Очень может быть, что мать написала ему о беде и «счастливый человек», соединив ряд дел, присоединил и это: сделать из мальчика своего капитана.
Так скоро все было решено, и Алпатов поехал с дядей в Сибирь.
Правда же, другой раз лучше и много легче идти с поклажей за спиной набитой тропинкой, чем сидеть на бархатном диване скорого поезда против тяжелого человека и не осмеливаться раньше его слова сказать. И в голову не приходит, что тяжелый человек сам дожидается легкого, веселого слова: болтай, что в голову придет, и он будет рад. Но где было догадываться исключенному гимназисту! Тяжелый дядя навис над ним и подавил.

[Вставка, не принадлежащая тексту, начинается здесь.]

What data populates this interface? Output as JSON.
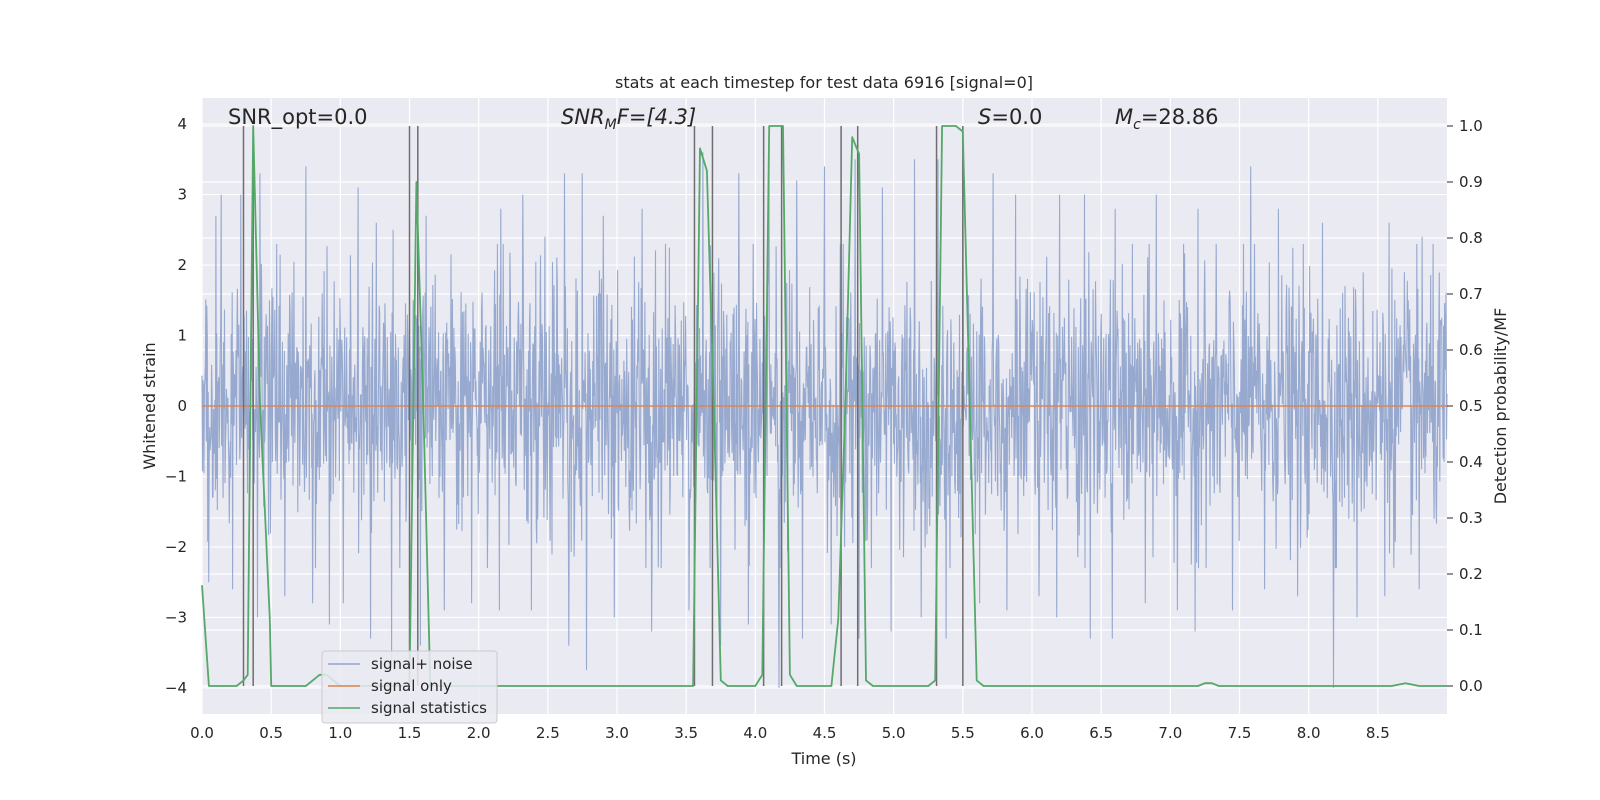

Ехали тяжелыми, черноземными почвами, перекрытыми красными глиняными балками, пересеченными широкими, гуртовыми, большими дорогами, узкими белыми проселочными и зелеными полынными рубежами. За весь день тяжелый дядя спросил:
– Ты ездил когда-нибудь по железной дороге?
– Нет, дядя, не ездил.
– Вот теперь едешь. Удивляйся!
Ехали почвами легкими, светлыми. Целый день мелькали в окне у ручьев скромные рощи, стада гусей, тихие заводи и поруби с немногими тонкими, уцелевшими на них склоненными березками. Тут на легкой почве за целый день тяжелый дядя сказал:
– Вот и леса пошли.
– Да, пошли, дядя. Где же они кончаются?
Дядя, подумав, сказал:
– Они не кончаются.
И опять замолчал. Купил на станции «Русские ведомости» и читал их до вечера, после со свечкой принялся за объявления и вдруг совсем неожиданно спросил:
– Что это значит: эн-цик-ло-пе-ди-чес-кий словарь?
Алпатов очень обрадовался вопросу и развязал язык.
– Вы, дядя, – спросил он, – знаете, например, слово «ал-геб-ра»?
– Что это такое?
– Вроде арифметики, только вместо чисел буквы.
– Ну-у-у-у-у…
– В энциклопедическом словаре все сказано про алгебру и про всякое слово, какое только вам в голову придет; если бы хватило памяти, так выучить словарь – и все будешь знать.
– Тогда надо выучить, – сказал дядя. – А есть там, например, слово «пароход»?
– Не только пароход вообще, а все наши русские пароходы названы по именам, и, наверное, есть ваше имя.
– Кроме шуток говоришь? Вот бы все выучить!
– Для человека это невозможно, дядя: в большом словаре Брокгауза и Ефрона – очень много томов.
– Пустое! Захочется, все можно сделать и выучить. Вот тебе газета, вырежь объявление и напомни в Нижнем: купим и выучим.